Feb 19, 2010

Computer Searches, the 4th Amendment and Jurisprudence

Police officers search a suspect's computer pursuant to a search warrant authorizing them to look for evidence relating to threats that the suspect allegedly made against a school.  While searching computer files, the officers come across files containing illegal child pornography.  Can the officers "seize" these files and legitimately charge the suspect for possessing child pornography?  Yes, ruled a federal court in United States v. Williams (2010).

Judges frequently have to grapple with how to adapt rules to scenarios that didn't exist when the rules were created.  Search warrants are supposed to describe carefully where police officers can search for the evidence described in a warrant.  But if a computer is the site for a search, police officers may uncover a vast amount of private and personal information about suspects and other people and groups that have nothing to do with the evidence described in a warrant. 

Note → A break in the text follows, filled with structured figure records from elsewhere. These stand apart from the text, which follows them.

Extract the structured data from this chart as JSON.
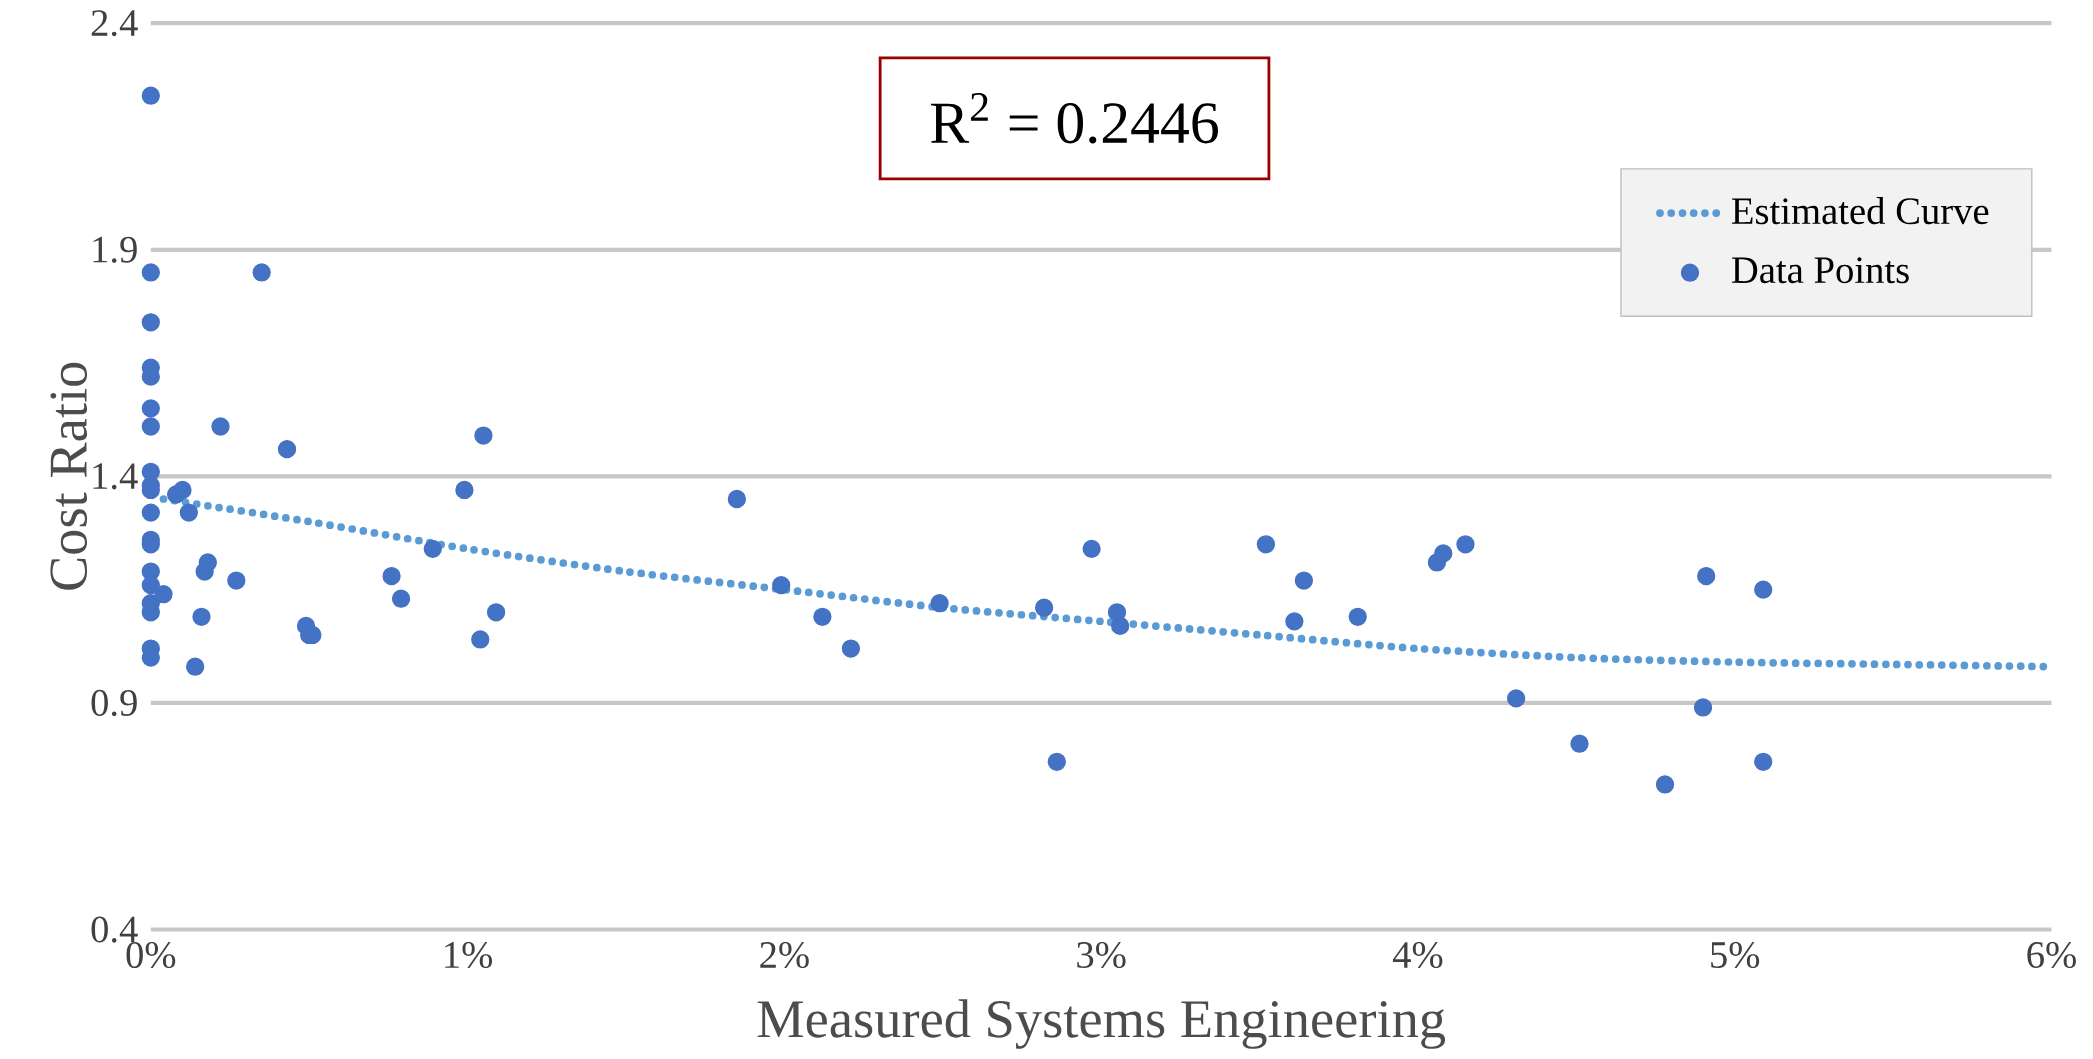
{
  "chart_data": {
    "type": "scatter",
    "xlabel": "Measured Systems Engineering",
    "ylabel": "Cost Ratio",
    "annotations": [
      "R$^{2}$ = 0.2446"
    ],
    "xlim": [
      0,
      6
    ],
    "ylim": [
      0.4,
      2.4
    ],
    "xticks": [
      {
        "value": 0,
        "label": "0%"
      },
      {
        "value": 1,
        "label": "1%"
      },
      {
        "value": 2,
        "label": "2%"
      },
      {
        "value": 3,
        "label": "3%"
      },
      {
        "value": 4,
        "label": "4%"
      },
      {
        "value": 5,
        "label": "5%"
      },
      {
        "value": 6,
        "label": "6%"
      }
    ],
    "yticks": [
      0.4,
      0.9,
      1.4,
      1.9,
      2.4
    ],
    "grid": "y",
    "legend": "top right",
    "series": [
      {
        "name": "Estimated Curve",
        "type": "line",
        "line_style": "dotted",
        "marker": "none",
        "color": "#5b9bd5",
        "x": [
          0.04,
          0.5,
          1,
          1.5,
          2,
          2.5,
          3,
          3.5,
          4,
          4.5,
          5,
          5.5,
          6
        ],
        "values": [
          1.35,
          1.3,
          1.24,
          1.19,
          1.15,
          1.11,
          1.08,
          1.05,
          1.02,
          1.0,
          0.99,
          0.985,
          0.98
        ]
      },
      {
        "name": "Data Points",
        "marker": "circle",
        "color": "#4472c4",
        "x": [
          0,
          0,
          0,
          0,
          0,
          0,
          0,
          0,
          0,
          0,
          0,
          0,
          0,
          0,
          0,
          0,
          0,
          0,
          0,
          0.04,
          0.08,
          0.1,
          0.12,
          0.14,
          0.16,
          0.17,
          0.18,
          0.22,
          0.27,
          0.35,
          0.43,
          0.49,
          0.5,
          0.51,
          0.76,
          0.79,
          0.89,
          0.99,
          1.04,
          1.05,
          1.09,
          1.85,
          1.99,
          2.12,
          2.21,
          2.49,
          2.82,
          2.86,
          2.97,
          3.05,
          3.06,
          3.52,
          3.61,
          3.64,
          3.81,
          4.06,
          4.08,
          4.15,
          4.31,
          4.51,
          4.78,
          4.9,
          4.91,
          5.09,
          5.09
        ],
        "values": [
          2.24,
          1.85,
          1.74,
          1.64,
          1.62,
          1.55,
          1.51,
          1.41,
          1.38,
          1.37,
          1.32,
          1.26,
          1.25,
          1.19,
          1.16,
          1.12,
          1.1,
          1.02,
          1.0,
          1.14,
          1.36,
          1.37,
          1.32,
          0.98,
          1.09,
          1.19,
          1.21,
          1.51,
          1.17,
          1.85,
          1.46,
          1.07,
          1.05,
          1.05,
          1.18,
          1.13,
          1.24,
          1.37,
          1.04,
          1.49,
          1.1,
          1.35,
          1.16,
          1.09,
          1.02,
          1.12,
          1.11,
          0.77,
          1.24,
          1.1,
          1.07,
          1.25,
          1.08,
          1.17,
          1.09,
          1.21,
          1.23,
          1.25,
          0.91,
          0.81,
          0.72,
          0.89,
          1.18,
          0.77,
          1.15
        ]
      }
    ]
  }
}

In the Williams case, the court ruled in favor of the police by applying an existing rule (the "plain view" exception to the warrant requirement) to a technology that didn't exist when the rule was created.  The court stated that the police officers seized the child pornography legally because it came into "plain view" as they opened electronic files that might have contained evidence of threats.

The Williams case is a reminder that legal rules have to be somewhat abstract and elastic if we expect judges to apply them in contexts that develop after the rules are created.